For the Serious Gamer
Deep with story, puzzles and action, “Half-Life: Alyx” ($60) is a critically acclaimed game that links the stories of the beloved “Half-Life” and “Half-Life 2.” Players collect resources, fight enemies and, most impressively, explore a virtual landscape that feels rich in detail and opportunities for interaction. This feels like the full-featured game that many of VR’s earliest adopters have been waiting for. The catch? It’s a PC VR game, meaning it utilizes the power of a high-end computer to render its full effects. It also requires an Oculus Link cable ($80) to run it on a Quest 2 (owning both a PC and a Link cable will put many more VR games within your reach).

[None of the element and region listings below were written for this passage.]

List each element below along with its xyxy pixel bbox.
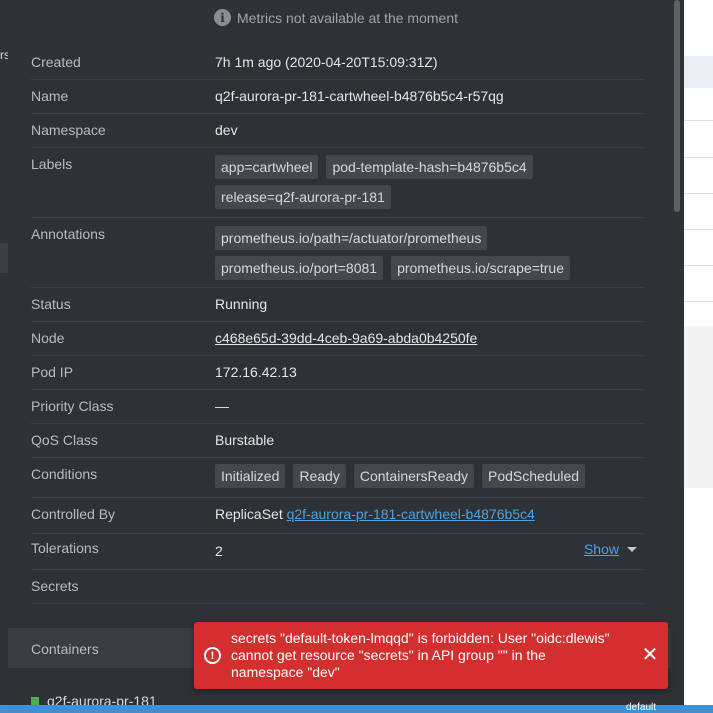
background-row-divider <box>684 301 713 302</box>
detail-value: dev <box>215 122 238 138</box>
chevron-down-icon <box>627 546 637 552</box>
tolerations-count: 2 <box>215 543 223 559</box>
controller-kind: ReplicaSet <box>215 506 283 522</box>
detail-value: Burstable <box>215 432 275 448</box>
detail-row-created: Created 7h 1m ago (2020-04-20T15:09:31Z) <box>31 54 643 80</box>
tolerations-show-toggle[interactable]: Show <box>584 541 637 557</box>
close-icon[interactable]: ✕ <box>641 645 659 665</box>
annotation-chip: prometheus.io/scrape=true <box>391 256 570 280</box>
detail-label: Priority Class <box>31 398 114 414</box>
detail-row-qos-class: QoS Class Burstable <box>31 432 643 458</box>
detail-label: Status <box>31 296 71 312</box>
label-chip: app=cartwheel <box>215 155 319 179</box>
controlled-by-value: ReplicaSet q2f-aurora-pr-181-cartwheel-b… <box>215 506 643 522</box>
labels-chip-list: app=cartwheel pod-template-hash=b4876b5c… <box>215 155 643 209</box>
detail-row-priority-class: Priority Class — <box>31 398 643 424</box>
detail-label: Annotations <box>31 226 105 242</box>
detail-label: Controlled By <box>31 506 116 522</box>
background-row-divider <box>684 229 713 230</box>
namespace-indicator[interactable]: default <box>626 702 656 713</box>
detail-label: Labels <box>31 156 73 172</box>
scrollbar-thumb[interactable] <box>674 0 680 212</box>
detail-row-pod-ip: Pod IP 172.16.42.13 <box>31 364 643 390</box>
detail-label: Name <box>31 88 69 104</box>
detail-label: Created <box>31 54 81 70</box>
show-label: Show <box>583 541 619 557</box>
detail-row-tolerations: Tolerations 2 Show <box>31 540 643 570</box>
containers-title: Containers <box>31 641 99 657</box>
detail-label: Tolerations <box>31 540 99 556</box>
detail-row-conditions: Conditions Initialized Ready ContainersR… <box>31 464 643 498</box>
metrics-notice: i Metrics not available at the moment <box>214 9 458 26</box>
detail-label: Node <box>31 330 65 346</box>
background-panel <box>684 326 713 488</box>
condition-chip: Initialized <box>215 464 286 488</box>
error-icon: ! <box>204 647 221 664</box>
error-toast: ! secrets "default-token-lmqqd" is forbi… <box>194 622 668 689</box>
condition-chip: PodScheduled <box>482 464 586 488</box>
detail-row-status: Status Running <box>31 296 643 322</box>
status-value: Running <box>215 296 268 312</box>
info-icon: i <box>214 9 231 26</box>
background-row-divider <box>684 120 713 121</box>
detail-row-namespace: Namespace dev <box>31 122 643 148</box>
detail-value: — <box>215 398 229 414</box>
detail-label: QoS Class <box>31 432 98 448</box>
node-link[interactable]: c468e65d-39dd-4ceb-9a69-abda0b4250fe <box>215 330 643 346</box>
detail-label: Pod IP <box>31 364 74 380</box>
detail-label: Conditions <box>31 466 98 482</box>
detail-row-annotations: Annotations prometheus.io/path=/actuator… <box>31 226 643 288</box>
detail-row-node: Node c468e65d-39dd-4ceb-9a69-abda0b4250f… <box>31 330 643 356</box>
background-row-divider <box>684 265 713 266</box>
background-row-divider <box>684 157 713 158</box>
label-chip: pod-template-hash=b4876b5c4 <box>326 155 533 179</box>
pod-details-drawer: i Metrics not available at the moment Cr… <box>8 0 684 713</box>
running-status-icon <box>31 697 39 705</box>
annotation-chip: prometheus.io/path=/actuator/prometheus <box>215 226 488 250</box>
condition-chip: Ready <box>293 464 346 488</box>
annotation-chip: prometheus.io/port=8081 <box>215 256 384 280</box>
background-table-header <box>684 56 713 88</box>
background-sidebar: rs <box>0 0 10 713</box>
label-chip: release=q2f-aurora-pr-181 <box>215 185 391 209</box>
detail-row-secrets: Secrets <box>31 578 643 604</box>
conditions-chip-list: Initialized Ready ContainersReady PodSch… <box>215 464 643 488</box>
controller-link[interactable]: q2f-aurora-pr-181-cartwheel-b4876b5c4 <box>287 506 535 522</box>
metrics-message: Metrics not available at the moment <box>237 9 458 26</box>
detail-row-controlled-by: Controlled By ReplicaSet q2f-aurora-pr-1… <box>31 506 643 534</box>
detail-value: 172.16.42.13 <box>215 364 297 380</box>
background-sidebar-band <box>0 243 8 273</box>
annotations-chip-list: prometheus.io/path=/actuator/prometheus … <box>215 226 643 280</box>
detail-label: Secrets <box>31 578 79 594</box>
detail-value: q2f-aurora-pr-181-cartwheel-b4876b5c4-r5… <box>215 88 504 104</box>
background-row-divider <box>684 193 713 194</box>
detail-label: Namespace <box>31 122 106 138</box>
detail-value: 7h 1m ago (2020-04-20T15:09:31Z) <box>215 54 438 70</box>
detail-row-name: Name q2f-aurora-pr-181-cartwheel-b4876b5… <box>31 88 643 114</box>
background-content <box>684 0 713 713</box>
bottom-status-bar: default <box>0 702 713 713</box>
detail-row-labels: Labels app=cartwheel pod-template-hash=b… <box>31 155 643 218</box>
condition-chip: ContainersReady <box>353 464 475 488</box>
toast-message: secrets "default-token-lmqqd" is forbidd… <box>231 630 610 680</box>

For the ‘Fortnite’ Devotee
“POPULATION: ONE” (set to launch Oct. 22) might not stand out among the increasingly crowded field of battle royale games available for Xbox or PlayStation, but it’s the first worthy option for VR. Parachute into town with a squad and then gather weapons, ammo and medical supplies to survive the coming battle. A constantly shrinking play area pushes players closer and closer to enemies, forcing them to fight to see which team is the last to survive, making it an adrenaline-filled bonding experience.
For the Virtual Athlete
Who else dreamed of being Ender Wiggin as a kid? “Echo Arena,” part of “Echo VR” (free) transports players to a zero-gravity battle room that looks like it’s straight out of “Ender’s Game.” Competitors fling themselves off walls and obstacles in hopes of tossing a disc through the opposing team’s goal — but watch out for opponents trying to land a punch. This is a great game to try with a friend who also has a headset, and shows a promising future for sports games reinvented for VR. Players should be sure to clear out a room before playing so they don’t go careening into any furniture.